If you want to have your mind blown by a version of Christianity that is so much more holy than the rude rabble of Jesus fans around today, then check out the desert fathers and mothers, a group of Christian holy men and women who gave their lives to God in the deserts of north Africa in about the 5th and 6th century. There’s a collection of their sayings called The Desert Fathers by Benedicta Ward. Roberta Bondi has written some books also. And Anglican archbishop Rowan Williams recently wrote a book about them called Where God Happens. The entire concern of the desert fathers and mothers was to be Christ to other people and see Christ in them. If people came to visit them bearing food if they were in the middle of a fast, they would eat and silently ask God for forgiveness in order to avoid making their visitors feel bad. They were exceedingly devoted to their spiritual lives but if they detected an ounce of pride behind what they were doing, they felt devastated. I’ll never forget the story of a monk who got robbed of everything except for his tunic so out of guilt for his selfishness, he chased the robber down the road to make sure he offered his tunic also.

So when I meet people today who want to make their lives an imitation of Christ just like the desert fathers and mothers, it makes me think that holiness has more to do with hospitality than pickiness. I have a feeling that God’s house whenever we get there will be less like a meticulously immaculate museum where you walk on eggshells terrified to break anything and more like a redneck bar where the chief concern of the Man behind the counter is to make us feel welcome. It’s an imperfect vision. One of my favorite chapters in the Bible is Isaiah 6, where Isaiah quakes in his boots in the presence of God’s holiness. For those who have been stomped on by the world, I can understand the attraction of Revelation’s bowls of wrath and trumpets of rage against the seemingly invincible social order. How is God hospitable to those whom we ignore and mistreat? Does he have to smash a bottle on our heads to get us to shut up and let somebody else talk? What does God do about the people who need to be the center of attention when the only way to throw a perfect eternal party is for God to be the center of attention because He can handle the attention?
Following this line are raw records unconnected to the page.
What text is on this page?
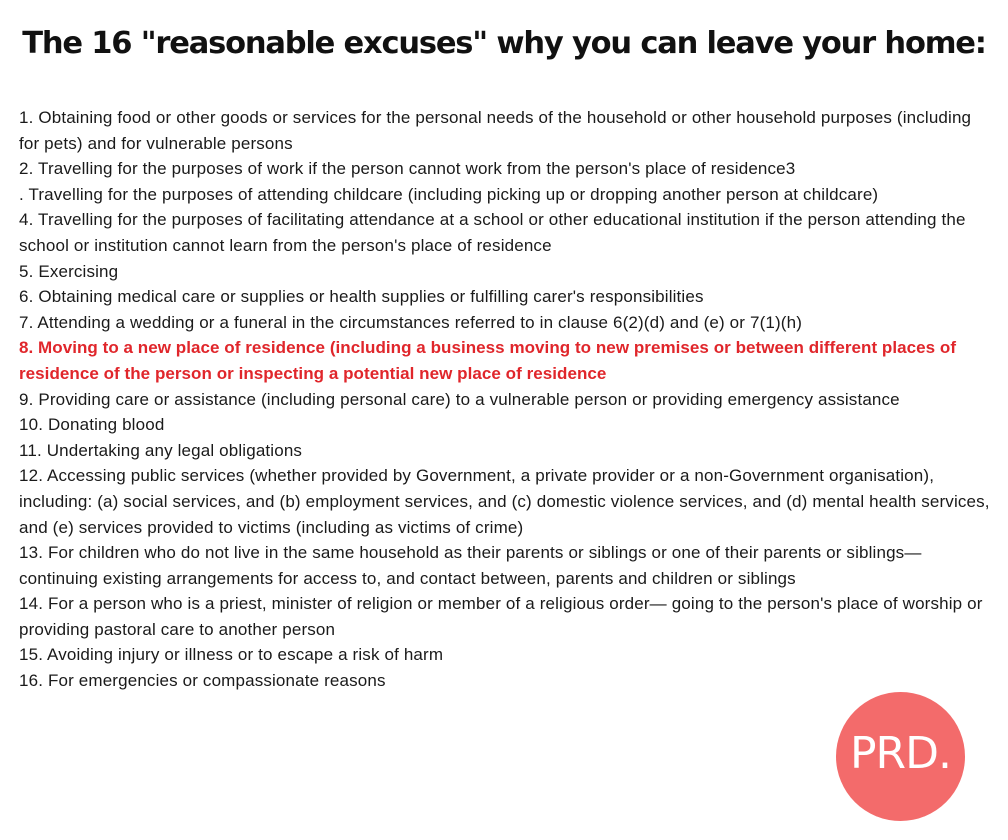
The 16 "reasonable excuses" why you can leave your home:
1. Obtaining food or other goods or services for the personal needs of the household or other household purposes (including for pets) and for vulnerable persons
2. Travelling for the purposes of work if the person cannot work from the person's place of residence3
. Travelling for the purposes of attending childcare (including picking up or dropping another person at childcare)
4. Travelling for the purposes of facilitating attendance at a school or other educational institution if the person attending the school or institution cannot learn from the person's place of residence
5. Exercising
6. Obtaining medical care or supplies or health supplies or fulfilling carer's responsibilities
7. Attending a wedding or a funeral in the circumstances referred to in clause 6(2)(d) and (e) or 7(1)(h)
8. Moving to a new place of residence (including a business moving to new premises or between different places of residence of the person or inspecting a potential new place of residence
9. Providing care or assistance (including personal care) to a vulnerable person or providing emergency assistance
10. Donating blood
11. Undertaking any legal obligations
12. Accessing public services (whether provided by Government, a private provider or a non-Government organisation), including: (a) social services, and (b) employment services, and (c) domestic violence services, and (d) mental health services, and (e) services provided to victims (including as victims of crime)
13. For children who do not live in the same household as their parents or siblings or one of their parents or siblings—continuing existing arrangements for access to, and contact between, parents and children or siblings
14. For a person who is a priest, minister of religion or member of a religious order— going to the person's place of worship or providing pastoral care to another person
15. Avoiding injury or illness or to escape a risk of harm
16. For emergencies or compassionate reasons
PRD.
Still it feels like the awe and hatred of our own ugliness that we feel in the presence of God is something that increases the more we get to know Him, whereas when we don’t know God, we are incapable of climbing out of our cynicism and shallow banter long enough to feel any sense of shame about our mistakes. I don’t know exactly what God’s holiness will be like for those who are either ignorant of or oblivious to the mercy of Jesus’ sacrifice that makes me feel comfortable sitting in the lap of my Maker. I only know that my life is rich beyond description because I have been opened to God’s mercy and I want for everyone I meet to be blessed the way that I have been blessed. And I hate to see God caricatured as some tight-wad gym teacher. The reality is much deeper than we can express. I just want to be holy like God is holy.